Created 07-12-2018 12:24 AM
Hi,
I have a number of flow files coming to the MergeContent processor to merge them into a zip file. However, some of the flow files have the same name which causes duplicate entry error. I want to add a counter value to their filename attribute in order to merge them (ex. A.txt (1), A.txt (2), etc.).
I used DetectDuplicate processor to separate the flow files with duplicate filename, not sure how to add a counter variable to their filename attribute. Can anyone give me an idea how to solve this?
Thanks.
Created on 07-12-2018 09:11 PM - edited 08-18-2019 01:49 AM
I just figured out the solution by using wait/notify processors pair. Each Notify processor will allow only one flowfile with duplicated filename. The UpdateAttribute will update a count variable in order for the Notify processor to send back to Wait processor.
Created on 07-12-2018 04:55 AM - edited 08-18-2019 01:49 AM
Feed the duplicate relation from DetectDuplicate processor to Update attribute processor with nextInt subject less function
Add new property as
filename
${filename}(${nextInt()})
By using above expression will add nextint to the filename
For more reference look into this link regarding nextInt() function usage.
(Or)
By storing state in UpdateAttribute processor
add new property as
theCount
${getStateValue("theCount"):plus(1)}
Use another update attribute processor to add theCount attribute to filename.
refer to this regarding getStateValue funtion usage.
add new property as
filename
${filename}(${theCount})
By using this approach you can reset your state value to 0 once it reaches to your threshhold value(like if value is 100 then set to 0 again) and refer to this link regarding reset the value.
Created 07-12-2018 07:25 PM
Hi @Shu,
Thanks for your suggest solution, but it doesn't work in my set up. I might have 100 flow files coming out of duplicate relationship of DetectDuplicate processor. 50 of them will have A.txt filename while the rest will be B.txt. The expected output would be A (1).txt, ..., A (50).txt and B (1).txt, .., B(50).txt. Since the number of flow files is not a fixed number, I can't really reset the state value.

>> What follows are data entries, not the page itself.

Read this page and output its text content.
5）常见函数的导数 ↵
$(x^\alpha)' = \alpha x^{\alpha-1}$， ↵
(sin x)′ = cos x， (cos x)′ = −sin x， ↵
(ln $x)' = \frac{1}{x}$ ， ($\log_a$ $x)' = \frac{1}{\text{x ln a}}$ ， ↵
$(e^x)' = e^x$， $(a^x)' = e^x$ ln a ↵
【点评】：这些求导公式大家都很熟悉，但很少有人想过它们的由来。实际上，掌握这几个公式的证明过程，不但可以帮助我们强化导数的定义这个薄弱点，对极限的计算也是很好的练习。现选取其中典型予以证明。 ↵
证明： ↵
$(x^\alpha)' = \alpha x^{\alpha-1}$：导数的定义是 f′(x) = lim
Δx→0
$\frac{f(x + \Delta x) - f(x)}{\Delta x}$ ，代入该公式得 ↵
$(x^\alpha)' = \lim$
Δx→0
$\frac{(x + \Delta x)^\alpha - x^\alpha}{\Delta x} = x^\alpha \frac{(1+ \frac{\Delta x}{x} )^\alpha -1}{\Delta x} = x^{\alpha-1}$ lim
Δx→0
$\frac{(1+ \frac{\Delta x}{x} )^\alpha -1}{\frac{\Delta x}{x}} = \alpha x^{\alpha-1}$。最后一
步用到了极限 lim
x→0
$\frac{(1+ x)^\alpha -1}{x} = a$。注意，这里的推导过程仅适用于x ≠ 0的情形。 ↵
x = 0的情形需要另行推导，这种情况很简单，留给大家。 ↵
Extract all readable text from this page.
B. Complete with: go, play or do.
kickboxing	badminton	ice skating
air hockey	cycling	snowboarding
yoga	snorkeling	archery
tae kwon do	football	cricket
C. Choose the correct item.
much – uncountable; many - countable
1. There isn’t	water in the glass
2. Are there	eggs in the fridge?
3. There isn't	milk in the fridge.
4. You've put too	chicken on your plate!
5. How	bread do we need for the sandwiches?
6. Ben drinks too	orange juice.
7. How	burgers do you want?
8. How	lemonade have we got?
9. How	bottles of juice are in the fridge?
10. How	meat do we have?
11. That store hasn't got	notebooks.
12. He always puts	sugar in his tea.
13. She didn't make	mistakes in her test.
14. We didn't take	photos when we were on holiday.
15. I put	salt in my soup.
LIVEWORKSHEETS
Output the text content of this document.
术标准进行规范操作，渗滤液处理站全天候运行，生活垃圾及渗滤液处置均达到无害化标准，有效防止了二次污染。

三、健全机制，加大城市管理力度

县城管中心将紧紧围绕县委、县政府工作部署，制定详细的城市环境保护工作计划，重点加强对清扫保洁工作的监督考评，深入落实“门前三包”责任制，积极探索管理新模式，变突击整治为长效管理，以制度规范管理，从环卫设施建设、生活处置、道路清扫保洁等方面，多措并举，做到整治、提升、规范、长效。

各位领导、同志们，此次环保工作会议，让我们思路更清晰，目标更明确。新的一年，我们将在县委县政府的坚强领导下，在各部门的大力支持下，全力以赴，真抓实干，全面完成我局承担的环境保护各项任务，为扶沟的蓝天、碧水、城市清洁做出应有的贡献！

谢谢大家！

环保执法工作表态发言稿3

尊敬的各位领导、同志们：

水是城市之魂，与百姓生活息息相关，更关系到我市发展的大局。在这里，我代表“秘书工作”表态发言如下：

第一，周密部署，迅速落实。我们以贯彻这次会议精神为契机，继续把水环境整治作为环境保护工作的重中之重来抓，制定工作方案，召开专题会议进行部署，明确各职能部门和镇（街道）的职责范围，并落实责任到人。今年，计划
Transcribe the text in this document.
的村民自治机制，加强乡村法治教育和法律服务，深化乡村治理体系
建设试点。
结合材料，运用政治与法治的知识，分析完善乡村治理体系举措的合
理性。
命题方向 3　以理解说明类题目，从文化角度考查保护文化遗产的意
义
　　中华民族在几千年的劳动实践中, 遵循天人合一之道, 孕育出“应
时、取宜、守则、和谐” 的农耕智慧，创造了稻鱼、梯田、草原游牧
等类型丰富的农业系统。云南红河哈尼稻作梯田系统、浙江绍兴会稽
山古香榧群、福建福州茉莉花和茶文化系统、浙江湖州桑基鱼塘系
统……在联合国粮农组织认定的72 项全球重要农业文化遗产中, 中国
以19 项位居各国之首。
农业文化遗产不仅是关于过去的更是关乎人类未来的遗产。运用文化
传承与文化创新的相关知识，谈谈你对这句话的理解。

They all have the same ${segment.original.filename} value by the way. If there are another 10 flow files with A.txt coming out of DetectDuplicate processor with a different ${segment.original.filename} value, then these flow file should be named from 1 to 20.
Created on 07-12-2018 09:11 PM - edited 08-18-2019 01:49 AM
I just figured out the solution by using wait/notify processors pair. Each Notify processor will allow only one flowfile with duplicated filename. The UpdateAttribute will update a count variable in order for the Notify processor to send back to Wait processor.